Agents propose amendments they can't ratify. Constitutional, not autocratic.

TypeScript

import { ConvergentFailureTracker } from '@varpulis/agent-runtime';

const tracker = new ConvergentFailureTracker({
  sessionThreshold: 3,    // fire after 3 distinct sessions
  windowSeconds: 3600,    // within 1 hour
});

// When a targeted_failure detection fires in any session:
const proposal = tracker.record(
  'tests/test_auth.py::test_login',  // target
  'session-abc',                      // session ID
  'AssertionError: expected 200',     // error summary
  'Add OAuth2 support',               // what this session was doing
);

if (proposal) {
  // Write to .varpulis/proposals/ for human review
  console.log(proposal.recommendation);
  // "Target 'tests/test_auth.py::test_login' may be outdated — 3 independent
  //  sessions failed on it. Consider updating or removing this guardrail."
}

// Persist state between restarts
const state = tracker.toJSON();
const restored = ConvergentFailureTracker.fromJSON(state);

Python

from varpulis_agent_runtime import ConvergentFailureTracker

tracker = ConvergentFailureTracker(session_threshold=3, window_seconds=3600)

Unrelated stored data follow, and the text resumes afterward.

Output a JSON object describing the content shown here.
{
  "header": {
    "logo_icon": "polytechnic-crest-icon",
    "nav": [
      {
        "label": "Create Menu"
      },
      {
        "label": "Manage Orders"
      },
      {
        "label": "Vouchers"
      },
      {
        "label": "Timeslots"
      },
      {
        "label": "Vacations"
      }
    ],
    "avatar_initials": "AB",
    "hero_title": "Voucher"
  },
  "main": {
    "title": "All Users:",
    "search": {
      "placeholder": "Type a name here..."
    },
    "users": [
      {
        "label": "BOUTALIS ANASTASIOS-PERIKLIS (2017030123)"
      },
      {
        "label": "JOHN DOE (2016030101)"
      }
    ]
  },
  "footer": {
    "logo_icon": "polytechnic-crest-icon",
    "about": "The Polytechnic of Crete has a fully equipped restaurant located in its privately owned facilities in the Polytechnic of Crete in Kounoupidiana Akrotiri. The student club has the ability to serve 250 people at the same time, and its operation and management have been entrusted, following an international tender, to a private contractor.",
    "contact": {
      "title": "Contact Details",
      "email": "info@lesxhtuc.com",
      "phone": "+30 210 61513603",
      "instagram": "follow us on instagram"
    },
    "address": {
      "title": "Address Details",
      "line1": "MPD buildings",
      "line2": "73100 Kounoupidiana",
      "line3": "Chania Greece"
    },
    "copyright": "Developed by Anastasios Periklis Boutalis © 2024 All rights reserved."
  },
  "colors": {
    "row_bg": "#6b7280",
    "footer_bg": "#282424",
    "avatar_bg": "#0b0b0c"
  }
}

proposal = tracker.record(
    target="tests/test_auth.py::test_login",
    session_id="session-abc",
    error_summary="AssertionError: expected 200",
    task_description="Add OAuth2 support",
)

if proposal:
    print(proposal["recommendation"])

# Persist to disk
tracker.save(".varpulis/convergent_state.json")
restored = ConvergentFailureTracker.load(".varpulis/convergent_state.json")

Claude Code Monitor

The Claude Code Monitor integrates convergent failure detection out of the box. The monitor daemon:

  • Tracks failure targets across all Claude Code sessions
  • Extracts test names from error output automatically
  • Writes proposals to .varpulis/proposals/ when the threshold is met
  • Displays proposals on the live dashboard with approve/dismiss buttons
  • Exposes GET /api/proposals and POST /api/proposals/<id>/resolve endpoints

Failure Target Extraction

The adapter automatically extracts failure targets from error output using these patterns:

Framework Example Error Extracted Target
pytest FAILED tests/test_auth.py::test_login tests/test_auth.py::test_login
jest FAIL src/__tests__/auth.test.ts src/__tests__/auth.test.ts
cargo test test tests::test_auth ... FAILED tests::test_auth
generic Error in tests/test_auth.py:42 tests/test_auth.py:42

Custom patterns can be provided via the failureTargetPatterns config option.


Framework Integrations

LangChain (JS/TS)

import { VarpulisLangChainHandler } from '@varpulis/agent-runtime';

const handler = new VarpulisLangChainHandler(runtime);

// Pass as a callback to any LangChain agent/chain
const result = await agent.invoke(
  { input: "What's the weather?" },
  { callbacks: [handler] }
);

LangChain (Python)

from varpulis_agent_runtime.integrations.langchain import VarpulisCallbackHandler

handler = VarpulisCallbackHandler(runtime)
result = agent.invoke({"input": "What's the weather?"}, config={"callbacks": [handler]})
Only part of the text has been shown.